O governo precisava de 49 votos para derrubar o destaque apresentado pelo Cidadania e manter a restrição ao abono salarial, que constava do texto aprovado pela Câmara dos Deputados e pela Comissão de Constituição e Justiça do Senado, mas teve sete votos a menos que o necessário. O destaque obteve 42 votos sim (que manteria o texto da Câmara) e 30 votos não (que retiraria o ponto da reforma), mas a maioria foi insuficiente para manter a restrição.

A proposta ainda passará por votação em 2º turno.

Destaques rejeitados

Logo depois da derrota, o presidente do Senado, Davi Alcolumbre (DEM-AP), encerrou a sessão e marcou a continuação da votação dos destaques para as 11h desta quarta-feira. Antes de perder a votação do abono salarial, o governo tinha conseguido derrubar dois destaques com maioria folgada. Um destaque de autoria do Podemos foi retirado mediante acordo.

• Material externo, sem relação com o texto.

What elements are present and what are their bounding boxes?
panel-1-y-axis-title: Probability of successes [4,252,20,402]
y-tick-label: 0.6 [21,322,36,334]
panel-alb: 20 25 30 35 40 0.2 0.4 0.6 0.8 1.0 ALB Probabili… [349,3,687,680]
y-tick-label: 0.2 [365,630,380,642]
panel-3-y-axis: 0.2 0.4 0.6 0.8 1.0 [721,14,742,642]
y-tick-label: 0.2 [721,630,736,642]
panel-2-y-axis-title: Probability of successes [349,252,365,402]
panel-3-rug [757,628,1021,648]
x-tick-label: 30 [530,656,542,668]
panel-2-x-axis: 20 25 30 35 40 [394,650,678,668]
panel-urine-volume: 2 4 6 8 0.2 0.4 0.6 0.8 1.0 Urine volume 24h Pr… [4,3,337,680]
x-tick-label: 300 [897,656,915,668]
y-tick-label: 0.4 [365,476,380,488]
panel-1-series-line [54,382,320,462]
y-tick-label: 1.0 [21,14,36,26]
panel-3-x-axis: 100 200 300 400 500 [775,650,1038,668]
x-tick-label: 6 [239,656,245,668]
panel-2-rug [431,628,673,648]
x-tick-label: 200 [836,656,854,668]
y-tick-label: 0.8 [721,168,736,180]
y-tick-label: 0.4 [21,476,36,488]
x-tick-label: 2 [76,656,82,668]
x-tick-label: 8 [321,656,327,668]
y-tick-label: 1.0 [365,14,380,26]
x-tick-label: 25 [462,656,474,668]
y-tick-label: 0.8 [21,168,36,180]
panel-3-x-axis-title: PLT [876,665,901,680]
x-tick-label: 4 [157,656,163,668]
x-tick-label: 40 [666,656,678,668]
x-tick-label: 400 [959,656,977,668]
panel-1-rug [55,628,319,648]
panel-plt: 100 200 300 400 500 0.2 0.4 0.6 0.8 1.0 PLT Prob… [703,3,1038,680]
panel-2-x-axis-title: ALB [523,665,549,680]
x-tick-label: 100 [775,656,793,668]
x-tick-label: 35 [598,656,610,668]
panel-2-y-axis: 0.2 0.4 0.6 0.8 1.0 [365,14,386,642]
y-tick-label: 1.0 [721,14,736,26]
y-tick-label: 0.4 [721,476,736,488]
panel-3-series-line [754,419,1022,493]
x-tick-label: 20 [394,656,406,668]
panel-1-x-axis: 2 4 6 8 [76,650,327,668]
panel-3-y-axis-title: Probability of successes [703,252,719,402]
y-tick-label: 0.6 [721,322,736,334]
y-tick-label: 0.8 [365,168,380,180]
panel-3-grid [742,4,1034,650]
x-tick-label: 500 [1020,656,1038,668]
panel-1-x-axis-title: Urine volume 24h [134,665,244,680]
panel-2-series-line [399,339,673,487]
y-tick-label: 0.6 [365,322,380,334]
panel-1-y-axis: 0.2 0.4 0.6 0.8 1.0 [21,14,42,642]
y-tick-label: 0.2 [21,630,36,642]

De autoria do MDB, o primeiro destaque rejeitado foi uma emenda de redação que impediu que o texto-base da PEC da reforma da Previdência fosse alterado e voltasse para a Câmara. O governo venceu a votação por 75 a 0.

O segundo destaque rejeitado, apresentado pelo PT, buscava restabelecer a aposentadoria por periculosidade para profissões de risco, como motoboys, vigilantes, guardas municipais e de trânsito, seguranças e agentes que manuseiam explosivos. A proposta foi derrubada por 71 votos a 3.

Um destaque do Podemos que buscava restabelecer a autorização para que prefeituras criassem regimes próprios de Previdência para os servidores foi retirado pelo partido, depois de dúvidas se a proposta alteraria o mérito da reforma da Previdência e acarretaria o retorno do texto para a Câmara dos Deputados.